Impulse Theater Festival

Cologne, Düsseldorf, Mülheim an der Ruhr

4-14 June 2020

LOB DES VERGESSENS


LOB DES VERGESSENS, Teil 2 takes place online.

How are things repressed? One descendant of displaced Germans from Middle and Eastern Europe wants to understand why he barely knows anything about his family history. A personal research project that uses historical sound recordings, news reports, songs and poems to shed light on the strategies and techniques of forgetting.

studiobühneköln, Bühne
Language: German with app-based English surtitles

Special on 07.06. after the performance:
Post-show talk in German with the artist and Aurora Rodonò, Diversity Manager of the Rautenstrauch-Joest Museum and a former research associate at the Documentation Centre and Museum of Migration in Germany (DOMiD). Chaired by: Haiko Pfost, Artistic Director Impulse Theater Festival

© Nicole Wytyczak
© Nicole Wytyczak
© Nicole Wytyczak
© Nicole Wytyczak
© Nicole Wytyczak

On the left hand side of the stage there is a stack of over one thousand tape recordings — the ethnographic sound archive of the Institute of Ethnology of Eastern European Germans. It is intended to preserve the history of the displaced Germans from Middle and Eastern Europe in the form of songs and stories by eye witnesses. On the right hand side of the stage stands a living archive, the theatremaker Oliver Zahn, who was born in 1989, the grandson and great-grandson of displaced Germans. Until now he has had little contact with his family’s history. This part of his memory is practically empty, embodying the success of collective strategies of forgetting. Oliver Zahn wants to understand how this empty space was created. So he asks the archive — and the archive answers. The space is filled with the sound of popular songs and unfamiliar dialects, whose speakers seem both eerily present and at the same time utterly absent, relics of a past time. They tell of life in Eastern Europe, of flight, displacement, integration and exclusion.

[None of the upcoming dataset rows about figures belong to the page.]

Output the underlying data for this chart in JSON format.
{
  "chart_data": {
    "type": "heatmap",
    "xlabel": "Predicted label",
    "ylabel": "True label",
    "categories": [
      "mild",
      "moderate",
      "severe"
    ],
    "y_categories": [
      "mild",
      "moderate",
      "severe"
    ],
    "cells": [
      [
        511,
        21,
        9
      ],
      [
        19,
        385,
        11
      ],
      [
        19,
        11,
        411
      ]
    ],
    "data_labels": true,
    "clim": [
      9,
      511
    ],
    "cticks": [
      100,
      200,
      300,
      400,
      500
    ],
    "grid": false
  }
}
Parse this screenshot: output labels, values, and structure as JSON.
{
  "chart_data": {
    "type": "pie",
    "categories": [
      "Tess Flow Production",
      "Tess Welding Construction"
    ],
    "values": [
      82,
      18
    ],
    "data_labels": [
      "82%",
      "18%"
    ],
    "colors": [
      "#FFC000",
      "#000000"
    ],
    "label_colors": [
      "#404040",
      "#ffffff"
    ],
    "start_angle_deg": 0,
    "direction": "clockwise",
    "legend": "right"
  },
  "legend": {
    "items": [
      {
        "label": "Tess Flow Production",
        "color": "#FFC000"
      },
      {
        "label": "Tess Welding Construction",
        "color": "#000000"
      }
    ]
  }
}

However, the archive is only able to answer the questions it is asked. What is not asked will not be remembered. And this makes it clear that forgetting doesn’t just happen, it is the result of a decision. “Forgetting lays to rest what stands in the way for the future,” the performer says. Is this a warning or a requirement?

Credits

By and with: Oliver Zahn
Dramaturgy: Felizitas Stilleke
Assistant at Sound Archive: Emre Can Bozoğlan
Lighting and Video: Laura Kansy
Technician: Dennis Dieter Kopp
Artistic Production and Press Office: Rat & Tat Kulturbüro
Contact for touring enquiries: Oliver Zahn, mail[a]oliverzahn.de

Production

A production by Oliver Zahn, co-produced by Münchner Kammerspielen. Funded by a three year grant from the State Capital Munich.

Biographies

Laura Kansy is a freelance photographer and camerawoman for feature, documentary and experimental films. She has been a student in the Camera department at HFF Munich since 2012. From 2012 to 2016 she had a working placement in the Research and Development department at ARRI (Arnold & Richter Cine Technik GmbH), and in 2016/17 she studied at the Satyajit Ray Film and Television Institute (SRFTI) in Kolkata, India.

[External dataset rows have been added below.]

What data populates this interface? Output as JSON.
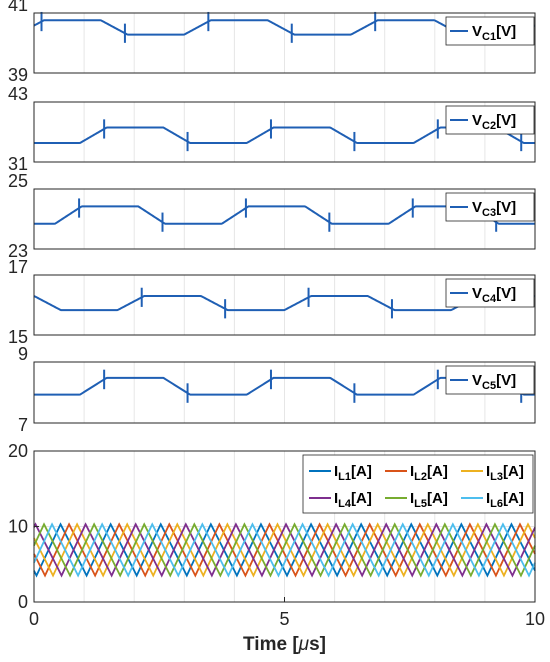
{
  "figure": {
    "xlabel": "Time [μs]",
    "xlabel_main": "Time [",
    "xlabel_mu": "μ",
    "xlabel_tail": "s]",
    "xticks": [
      "0",
      "5",
      "10"
    ]
  },
  "colors": {
    "vc": "#1f5fb4",
    "il": [
      "#0072BD",
      "#D95319",
      "#EDB120",
      "#7E2F8E",
      "#77AC30",
      "#4DBEEE"
    ],
    "grid": "#e6e6e6",
    "axis": "#262626"
  },
  "chart_data": [
    {
      "type": "line",
      "ylim": [
        39,
        41
      ],
      "yticks": [
        "39",
        "41"
      ],
      "legend": "VC1[V]",
      "legend_main": "V",
      "legend_sub": "C1",
      "legend_unit": "[V]",
      "legend_position": "top-right",
      "period_us": 3.33,
      "low": 40.28,
      "high": 40.76,
      "high_start_us": 0.2,
      "x": [
        0,
        10
      ],
      "grid": true
    },
    {
      "type": "line",
      "ylim": [
        31,
        43
      ],
      "yticks": [
        "31",
        "43"
      ],
      "legend": "VC2[V]",
      "legend_main": "V",
      "legend_sub": "C2",
      "legend_unit": "[V]",
      "legend_position": "top-right",
      "period_us": 3.33,
      "low": 34.8,
      "high": 37.9,
      "high_start_us": 1.45,
      "x": [
        0,
        10
      ],
      "grid": true
    },
    {
      "type": "line",
      "ylim": [
        23,
        25
      ],
      "yticks": [
        "23",
        "25"
      ],
      "legend": "VC3[V]",
      "legend_main": "V",
      "legend_sub": "C3",
      "legend_unit": "[V]",
      "legend_position": "top-right",
      "period_us": 3.33,
      "low": 23.84,
      "high": 24.42,
      "high_start_us": 0.95,
      "x": [
        0,
        10
      ],
      "grid": true
    },
    {
      "type": "line",
      "ylim": [
        15,
        17
      ],
      "yticks": [
        "15",
        "17"
      ],
      "legend": "VC4[V]",
      "legend_main": "V",
      "legend_sub": "C4",
      "legend_unit": "[V]",
      "legend_position": "top-right",
      "period_us": 3.33,
      "low": 15.83,
      "high": 16.3,
      "high_start_us": 2.2,
      "x": [
        0,
        10
      ],
      "grid": true
    },
    {
      "type": "line",
      "ylim": [
        7,
        9
      ],
      "yticks": [
        "7",
        "9"
      ],
      "legend": "VC5[V]",
      "legend_main": "V",
      "legend_sub": "C5",
      "legend_unit": "[V]",
      "legend_position": "top-right",
      "period_us": 3.33,
      "low": 7.93,
      "high": 8.48,
      "high_start_us": 1.45,
      "x": [
        0,
        10
      ],
      "grid": true
    },
    {
      "type": "line",
      "ylim": [
        0,
        20
      ],
      "yticks": [
        "0",
        "10",
        "20"
      ],
      "xlim": [
        0,
        10
      ],
      "xticks": [
        "0",
        "5",
        "10"
      ],
      "grid": true,
      "legend_position": "top-right",
      "ripple_period_us": 1.0,
      "min": 3.5,
      "max": 10.3,
      "series": [
        {
          "name": "IL1[A]",
          "main": "I",
          "sub": "L1",
          "unit": "[A]",
          "phase_us": 0.05
        },
        {
          "name": "IL2[A]",
          "main": "I",
          "sub": "L2",
          "unit": "[A]",
          "phase_us": 0.22
        },
        {
          "name": "IL3[A]",
          "main": "I",
          "sub": "L3",
          "unit": "[A]",
          "phase_us": 0.38
        },
        {
          "name": "IL4[A]",
          "main": "I",
          "sub": "L4",
          "unit": "[A]",
          "phase_us": 0.55
        },
        {
          "name": "IL5[A]",
          "main": "I",
          "sub": "L5",
          "unit": "[A]",
          "phase_us": 0.72
        },
        {
          "name": "IL6[A]",
          "main": "I",
          "sub": "L6",
          "unit": "[A]",
          "phase_us": 0.88
        }
      ]
    }
  ]
}
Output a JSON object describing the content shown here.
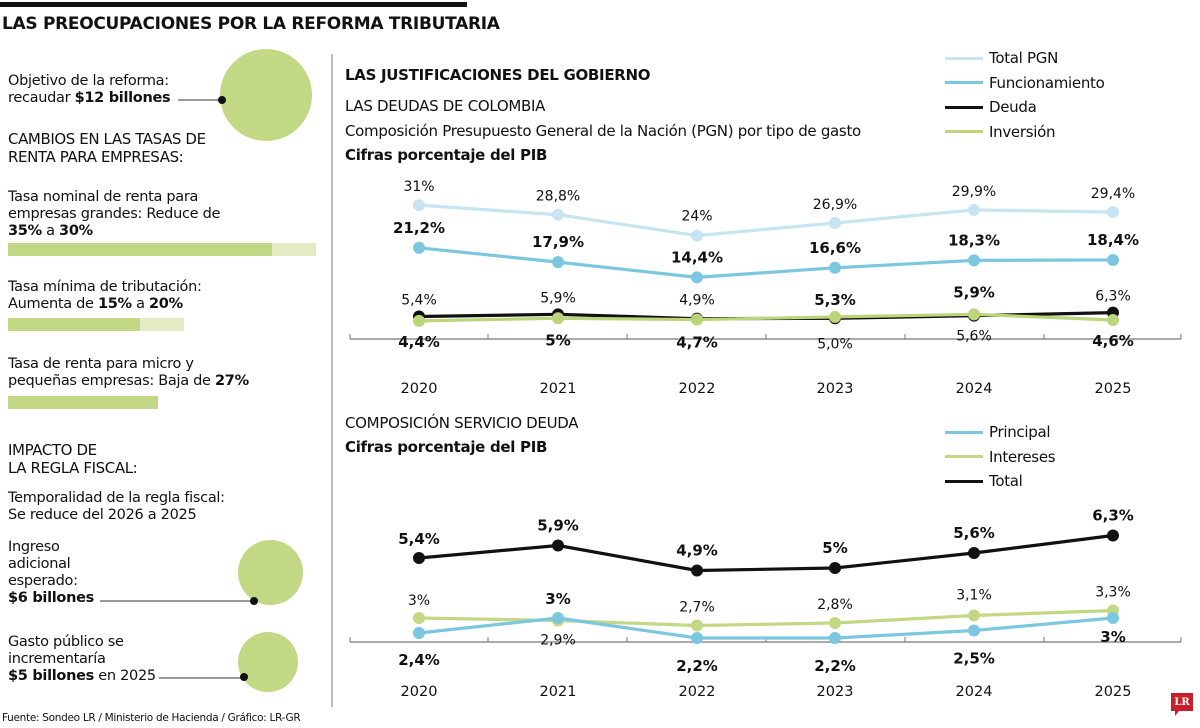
{
  "header": {
    "title": "LAS PREOCUPACIONES POR LA REFORMA TRIBUTARIA"
  },
  "left_panel": {
    "objective": {
      "line1": "Objetivo de la reforma:",
      "line2_prefix": "recaudar ",
      "line2_bold": "$12 billones"
    },
    "rates_heading": {
      "line1": "CAMBIOS EN LAS TASAS DE",
      "line2": "RENTA PARA EMPRESAS:"
    },
    "rates": [
      {
        "line1": "Tasa nominal de renta para",
        "line2": "empresas grandes: Reduce de",
        "from_bold": "35%",
        "connector": " a ",
        "to_bold": "30%",
        "bar_value": 30,
        "bar_max": 35
      },
      {
        "line1": "Tasa mínima de tributación:",
        "line2_prefix": "Aumenta de ",
        "from_bold": "15%",
        "connector": " a ",
        "to_bold": "20%",
        "bar_value": 15,
        "bar_max": 20
      },
      {
        "line1": "Tasa de renta para micro y",
        "line2_prefix": "pequeñas empresas: Baja de ",
        "value_bold": "27%",
        "bar_value": 27
      }
    ],
    "fiscal_heading": {
      "line1": "IMPACTO DE",
      "line2": "LA REGLA FISCAL:"
    },
    "fiscal_temporality": {
      "line1": "Temporalidad de la regla fiscal:",
      "line2": "Se reduce del 2026 a 2025"
    },
    "additional_income": {
      "line1": "Ingreso",
      "line2": "adicional",
      "line3": "esperado:",
      "bold": "$6 billones"
    },
    "public_spending": {
      "line1": "Gasto público se",
      "line2": "incrementaría",
      "bold": "$5 billones",
      "suffix": " en 2025"
    }
  },
  "right_panel": {
    "heading": "LAS JUSTIFICACIONES DEL GOBIERNO",
    "chart1_title": "LAS DEUDAS DE COLOMBIA",
    "chart1_subtitle": "Composición Presupuesto General de la Nación (PGN) por tipo de gasto",
    "chart1_units": "Cifras porcentaje del PIB",
    "chart2_title": "COMPOSICIÓN SERVICIO DEUDA",
    "chart2_units": "Cifras porcentaje del PIB"
  },
  "footer": {
    "source": "Fuente: Sondeo LR / Ministerio de Hacienda / Gráfico: LR-GR",
    "logo": "LR"
  },
  "colors": {
    "green": "#c2d885",
    "green_light": "#e3ecc4",
    "total_pgn": "#c6e5f1",
    "funcionamiento": "#7cc7e0",
    "deuda": "#111111",
    "inversion": "#bcd57a",
    "principal": "#7cc7e0",
    "intereses": "#c2d885",
    "total": "#111111",
    "logo_red": "#c8202a"
  },
  "chart_data": [
    {
      "type": "line",
      "title": "LAS DEUDAS DE COLOMBIA",
      "subtitle": "Composición Presupuesto General de la Nación (PGN) por tipo de gasto",
      "ylabel": "Cifras porcentaje del PIB",
      "xlabel": "",
      "categories": [
        "2020",
        "2021",
        "2022",
        "2023",
        "2024",
        "2025"
      ],
      "ylim": [
        0,
        32
      ],
      "grid": false,
      "legend_position": "top-right",
      "series": [
        {
          "name": "Total PGN",
          "color": "#c6e5f1",
          "values": [
            31,
            28.8,
            24,
            26.9,
            29.9,
            29.4
          ],
          "labels": [
            "31%",
            "28,8%",
            "24%",
            "26,9%",
            "29,9%",
            "29,4%"
          ],
          "label_bold": false
        },
        {
          "name": "Funcionamiento",
          "color": "#7cc7e0",
          "values": [
            21.2,
            17.9,
            14.4,
            16.6,
            18.3,
            18.4
          ],
          "labels": [
            "21,2%",
            "17,9%",
            "14,4%",
            "16,6%",
            "18,3%",
            "18,4%"
          ],
          "label_bold": true
        },
        {
          "name": "Deuda",
          "color": "#111111",
          "values": [
            5.4,
            5.9,
            4.9,
            5.0,
            5.6,
            6.3
          ],
          "labels": [
            "5,4%",
            "5,9%",
            "4,9%",
            "5,0%",
            "5,6%",
            "6,3%"
          ],
          "label_bold": false
        },
        {
          "name": "Inversión",
          "color": "#bcd57a",
          "values": [
            4.4,
            5,
            4.7,
            5.3,
            5.9,
            4.6
          ],
          "labels": [
            "4,4%",
            "5%",
            "4,7%",
            "5,3%",
            "5,9%",
            "4,6%"
          ],
          "label_bold": true
        }
      ]
    },
    {
      "type": "line",
      "title": "COMPOSICIÓN SERVICIO DEUDA",
      "ylabel": "Cifras porcentaje del PIB",
      "xlabel": "",
      "categories": [
        "2020",
        "2021",
        "2022",
        "2023",
        "2024",
        "2025"
      ],
      "ylim": [
        2,
        7
      ],
      "grid": false,
      "legend_position": "top-right",
      "series": [
        {
          "name": "Principal",
          "color": "#7cc7e0",
          "values": [
            2.4,
            3,
            2.2,
            2.2,
            2.5,
            3
          ],
          "labels": [
            "2,4%",
            "3%",
            "2,2%",
            "2,2%",
            "2,5%",
            "3%"
          ],
          "label_bold": true
        },
        {
          "name": "Intereses",
          "color": "#c2d885",
          "values": [
            3,
            2.9,
            2.7,
            2.8,
            3.1,
            3.3
          ],
          "labels": [
            "3%",
            "2,9%",
            "2,7%",
            "2,8%",
            "3,1%",
            "3,3%"
          ],
          "label_bold": false
        },
        {
          "name": "Total",
          "color": "#111111",
          "values": [
            5.4,
            5.9,
            4.9,
            5,
            5.6,
            6.3
          ],
          "labels": [
            "5,4%",
            "5,9%",
            "4,9%",
            "5%",
            "5,6%",
            "6,3%"
          ],
          "label_bold": true
        }
      ]
    }
  ]
}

Dennis Dieter Kopp studied Theatre, Media and Literature at the University of Hildesheim. Since 2012 he has worked as a lighting technician, performer and dramaturg at venues including the Münchner Kammerspiele and for Oliver Zahn//HAUPTAKTION, Thermoboy FK, christians//schwenk, Henrike Iglesias, Markus&Markus, Marie Simons and Ceren Oran and Joana Tischkau. As a solo performer and member of cobragianni.cobra he has been responsible for ‘Let Me Be the Object of Your Desire’ (2012) and ‘EIN BISSCHEN MEHR MUSS MAN SCHON SEHEN oder: Wie ich mich in einen Schmetterling verwandelte’ (2017). His artistic practice is concerned mainly with issues of critical research into masculinity in searching for queer, feminist and intersectional perspectives.

Oliver Zahn’s choreographic/discursive essays often revolve around history, nationalism and the body — they are ethnographic, archive-based and include self-experiment. In addition to ‘Situation mit ausgestrecktem Arm’ (on the cultural history of the “Hitler Gruss” gesture) and ‘Situation mit Doppelgänger’ (with Julian Warner, about cultural appropriation in dance, imitation and minstrel shows) he has created ‘Zweiter Versuch über das Turnen’ about German identity and allegiance to “the body of the people” with reference to the history and practice of the German gymnastics movement and most recently ‘Teutona’ and ‘Futur Germania’.